The PGL Open Bucharest Minor may not be a Major, but there was a major crowning moment in Romania on Sunday morning. That’s because Chai "Mushi" Yee Fung, Daryl Koh "iceiceice" Pei Xiang and the rest of Mineski were coronated as the new kings of Southeast Asian Dota.
For the second week in a row, Mineski made it to the finals of a Valve-sanctioned tournament but while they came up just shy against Team Liquid at StarLadder, this time they took home the trophy by defeating LGD Gaming.
While there were some cracks on display last week, Mineski played much tighter on Sunday and posted victories over stiff competition. The team amassed a 4-1 record in the group stage, besting Na’Vi and Evil Geniuses. That earned them a spot in the playoffs, where they defeated Immortals before utterly cruising through LGD Gaming.
It was a roundly excellent performance that firmly establishes Mineski as the team to beat in SEA...for now.
This may have been a big moment for the team but the next two tournaments will be Mineski-free. Fnatic will be attending both ESL One Hamburg (replacing Happy Feet, who withdrew after qualifying due to visa issues) while Mineski mysteriously withdrew from November’s Dota PIT League for “family reasons.”
Couple that with the new patch looming on the horizon and it’s easy to wonder how long the squad stays on top. But make no mistake, right now, that’s exactly where they are.
South America’s Struggles Continue
Mineski might be holding things down for their half of the southern hemisphere, but the other half isn’t doing so great.
South American Dota 2 was put into a sink-or-swim position with the introduction of the Dota Pro Circuit, which forced tournament organizers to host a SA qualifier in order to be sanctioned by Valve. To this point, they’re sinking. Fast.
At PGL Open Bucharest, Infamous was the first team to wash out of the event, going 0-2 in their group stage series (0-4 in their games) opposite Team Secret and LGD Gaming. It was the second time in as many tournaments that the South American representative failed to make it through the group stages, with SG E-Sports going 1-2 in groups at StarLadder last week.
This latest flop comes on the heels of the sudden breakup of Digital Chaos’ South American sister team, whose disbandment opened the door for Infamous to compete in Bucharest.
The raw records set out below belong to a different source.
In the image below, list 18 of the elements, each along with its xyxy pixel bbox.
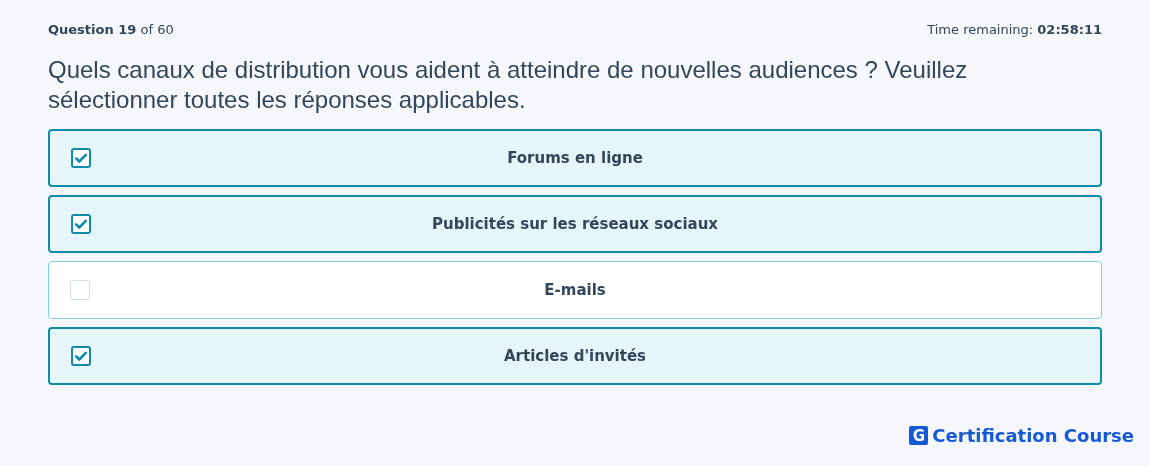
checkbox[interactable] bbox=[71, 346, 91, 366]
checkbox[interactable] bbox=[71, 148, 91, 168]
question-text: Quels canaux de distribution vous aident à atteindre de nouvelles audiences ? Veuillez sélectionner toutes les réponses applicables. bbox=[48, 55, 969, 115]
option-label: E-mails bbox=[544, 281, 606, 299]
answer-option[interactable]: Publicités sur les réseaux sociaux bbox=[48, 195, 1102, 253]
checkbox[interactable] bbox=[71, 214, 91, 234]
time-remaining: Time remaining: 02:58:11 bbox=[927, 22, 1102, 37]
logo: G Certification Course bbox=[909, 425, 1134, 446]
answer-option[interactable]: Forums en ligne bbox=[48, 129, 1102, 187]
checkmark-icon bbox=[74, 349, 88, 363]
answer-option[interactable]: E-mails bbox=[48, 261, 1102, 319]
checkmark-icon bbox=[74, 151, 88, 165]
checkmark-icon bbox=[74, 217, 88, 231]
option-label: Articles d'invités bbox=[504, 347, 646, 365]
option-label: Forums en ligne bbox=[507, 149, 643, 167]
question-counter: Question 19 of 60 bbox=[48, 22, 174, 37]
answer-option[interactable]: Articles d'invités bbox=[48, 327, 1102, 385]
option-label: Publicités sur les réseaux sociaux bbox=[432, 215, 718, 233]
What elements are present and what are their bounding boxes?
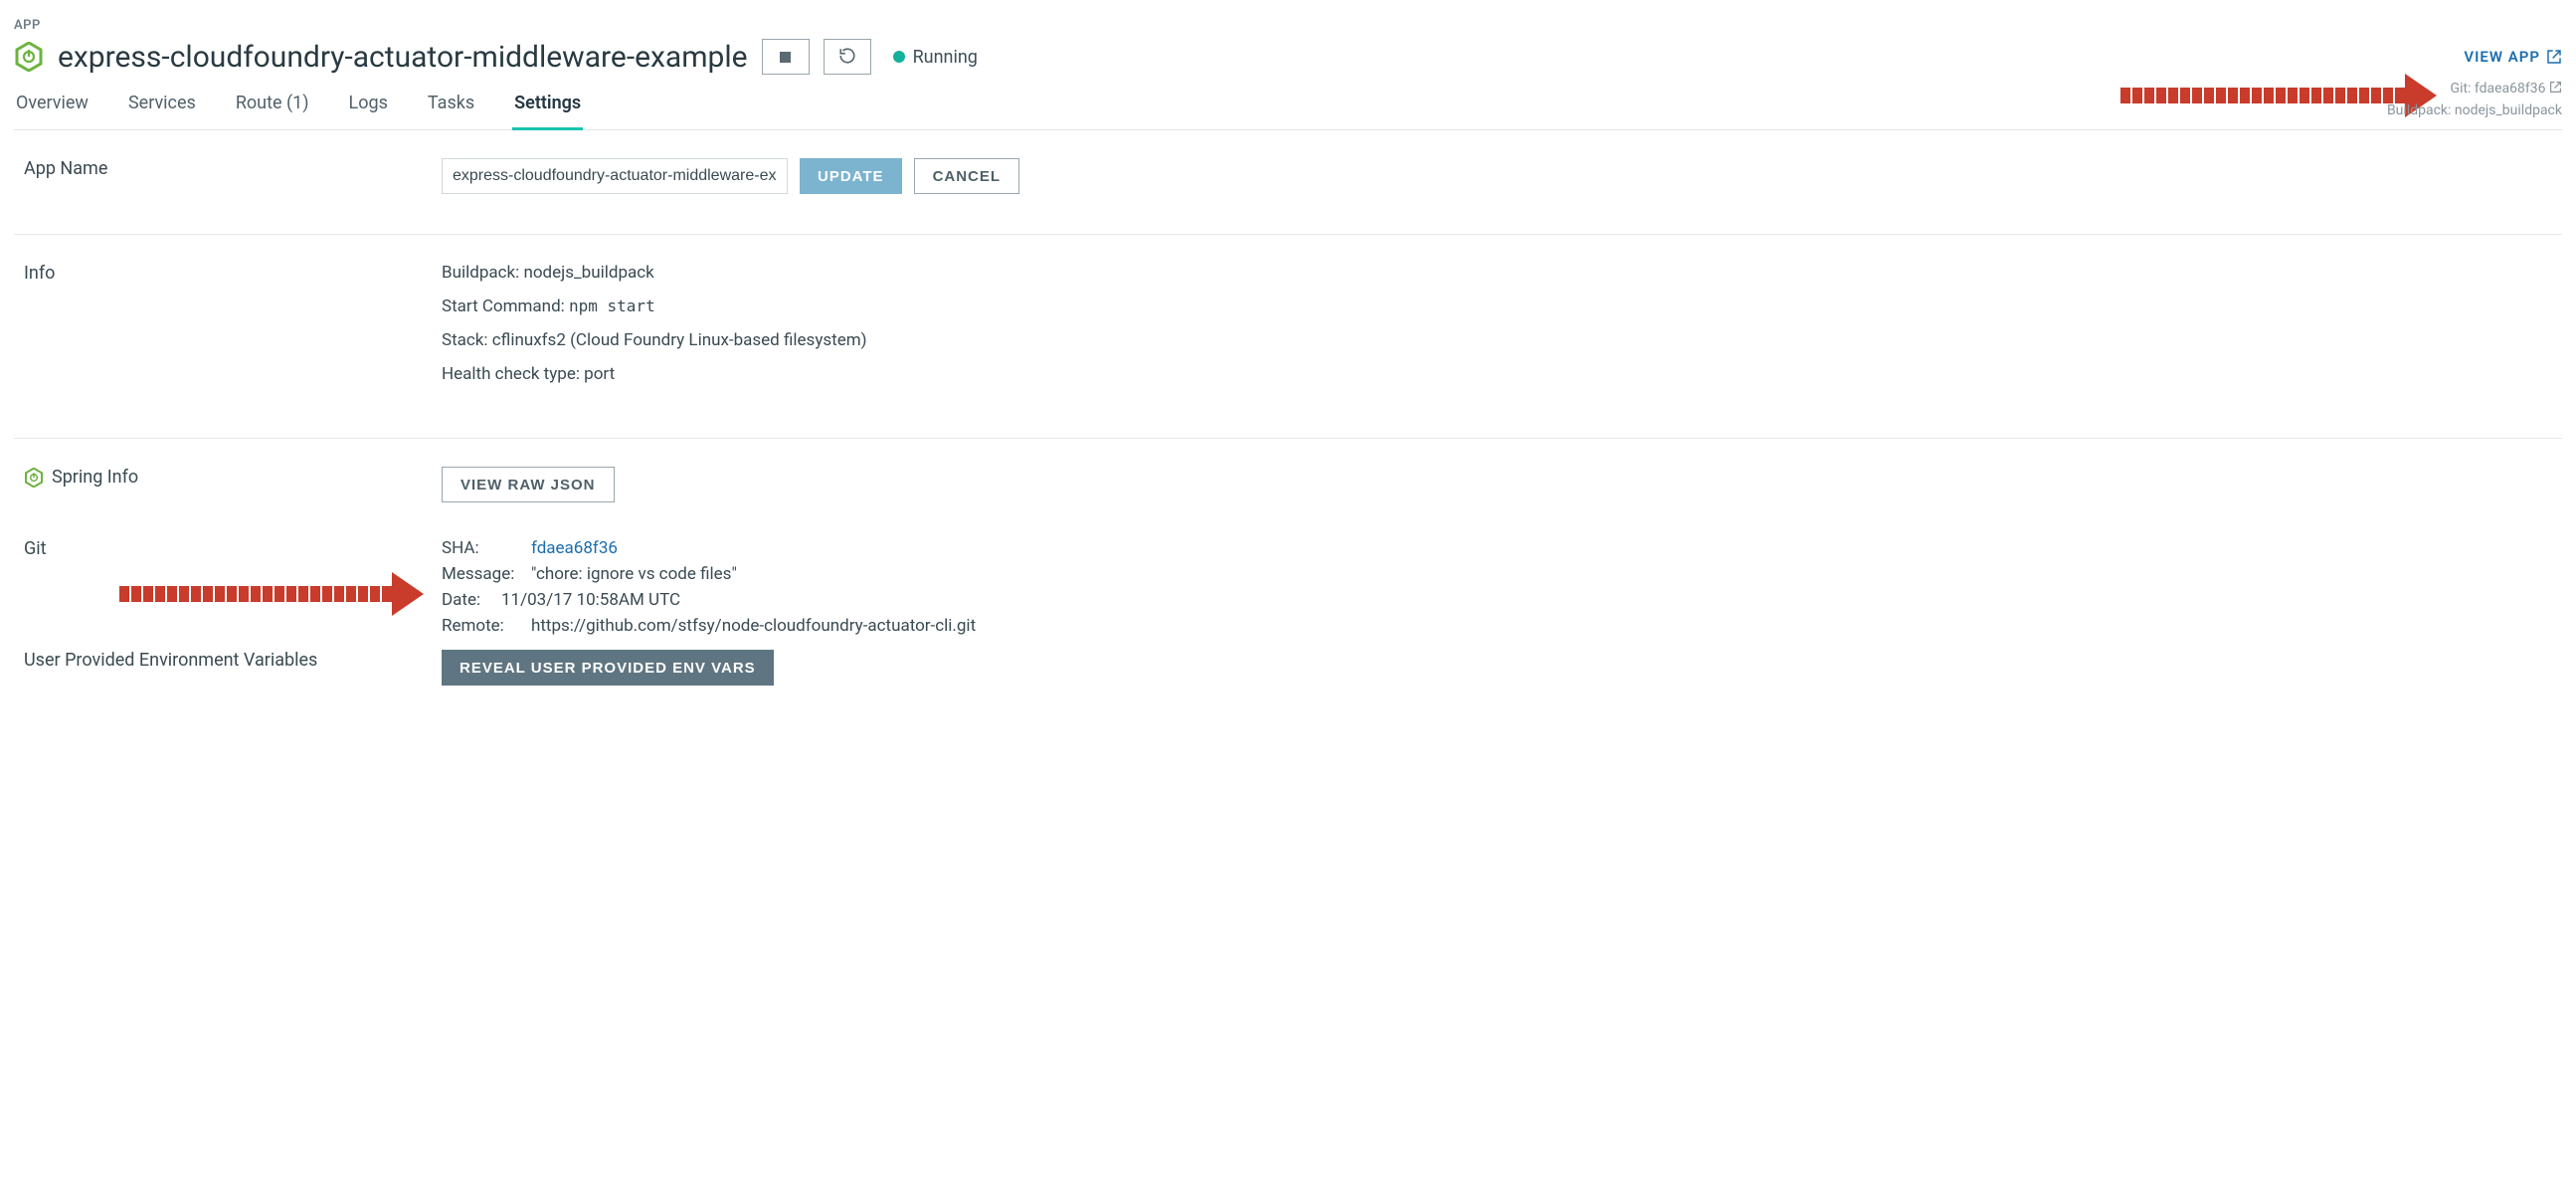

The loss of DC.SA makes an already thin region even thinner, and raises further questions about whether the region should have been split off from North America in the first place.
Dota Pro Circuit Standings After PGL Open Bucharest
Above are the standings in the Dota Pro Circuit following PGL Open Bucharest, courtesy of Liquipedia’s DPC page. As the only team to earn points in both Dota 2 Minors so far, Mineski enjoys first-place at this time, stepping ahead of last week’s minor winner, Team Liquid.
Worth noting is the strange number of points for LGD Gaming. While a second-place in Bucharest should have yielded them 90 qualifying points, they only received 67.5. This was due to the withdrawal of their support player, Chen "Victoria" Guanhong, from the tournament due to illness.
Because they played in the tournament with a substitute, the remaining LGD players received just 75% of their qualifying points. The substitute, Yao "QQQ" Yi, received half of the 90 QP for himself, which he will take to whichever team he may happen to sign with this season.
While this may seem like a one-off problem, this is worth remembering as the season progresses. Chinese and Southeast Asian players are frequently grappling with visa issues and that will result in many, many substitutions at Dota 2 tournaments. If these issues arise for the same team frequently enough, it could result in some unexpected things as The International 2018 approaches.
North America Looking Strong, But Shaky
The state of North American Dota was a subject of much debate following TI7. The disbanding of Team NP and Planet Odd alongside the shakeups to compLexity Gaming, Digital Chaos, and Team Freedom left the region with just one proven contender. And when that one contender, Evil Geniuses, posted an ugly 9th-12th place finish at the tournament, many ran to press the panic button.
In the months since, many of those fears have been assuaged as the qualifiers for each Major and Minor tournament have been incredibly competitive. PGL’s Dota 2 Minor, however, showed that while things are good...they’re not perfect.
Two NA teams competed in Bucharest--EG and Immortals--with both taking home third-place finishes and the 30 QP and the $30,000 checks that came with it. By any metric, it was a decent showing by the region...but it wasn’t actually anything more than “decent.”
Both teams took second place in their groups with 2-1 records, and both washed out in the first round of the playoffs. Along the way, they took frequent losses and were on the bad end of some hard sweeps, too, with IMT’s total record at the tournament standing at 6-5 while EG’s settled in at 4-5. While North America now has three different teams in possession of qualifying points, none have looked like true buzzsaws against elite competition.
Yes, North America looks more competitive than ever, with four different organizations qualifying for tournaments at this point. That said, it remains to be seen if any of them have what it takes to bring home the gold.